Riedel to lead review of Afghan, Pakistan policy

The Baltimore Sun

WASHINGTON -The Obama administration plans to complete its overhaul of U.S. policy on Afghanistan and Pakistan by April, in advance of a critical NATO summit, the White House said yesterday. But even before the reassessment is complete, President Barack Obama is likely to decide on the details of a U.S. troop increase in Afghanistan, Defense Secretary Robert M. Gates said.

"The president will have several options in front of him, and I think he will make those decisions probably in the course of the next few days," Gates said.

Stepping up its efforts in the region, the administration announced that Bruce O. Riedel, a former CIA official and harsh critic of former President George W. Bush's handling of Afghanistan, will chair a White House review.

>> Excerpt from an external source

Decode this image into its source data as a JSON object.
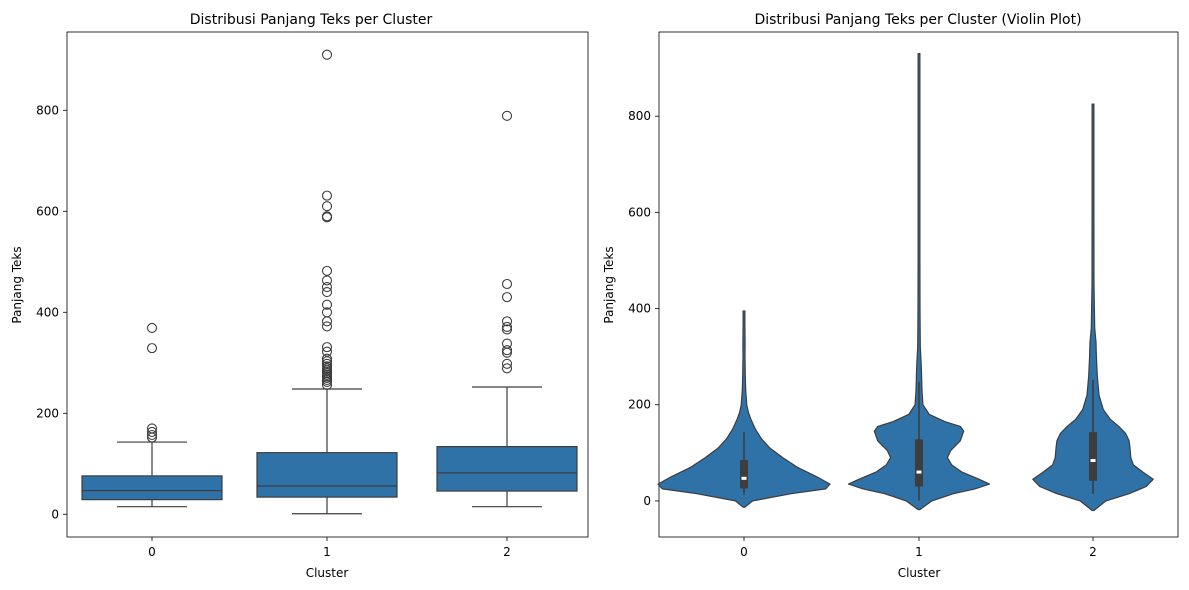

Now a scholar at the Brookings Institution, Riedel will report to Obama and James L. Jones, the national security adviser. The White House review is one of several in the administration. Riedel's task is to bring together the various strategy proposals.

Riedel accused Bush last month of a "half-hearted effort" in Afghanistan. He supports plans to send additional troops, warning that both Afghanistan and neighboring Pakistan are in a perilous state.

He also has urged stepped-up road construction and economic development. Gates has urged more modest U.S. goals in Afghanistan.

Riedel will lead the review along with Ambassador Richard C. Holbrooke, the special representative to Afghanistan and Pakistan, and Michelle Flournoy, undersecretary of defense for policy. Officials said it must be finished by April, when Obama attends a NATO summit in Europe commemorating the 60th anniversary of the alliance.

Obama offered a hint of his likely policy at his news conference Monday, saying a key goal would be eliminating havens in Afghanistan and Pakistan in which the Taliban and other extremist groups operate.

U.S. commanders have said they could send 30,000 more troops to Afghanistan this year, nearly doubling the American contingent. Gates has said two brigades could be ready to go by spring and a third ready by summer.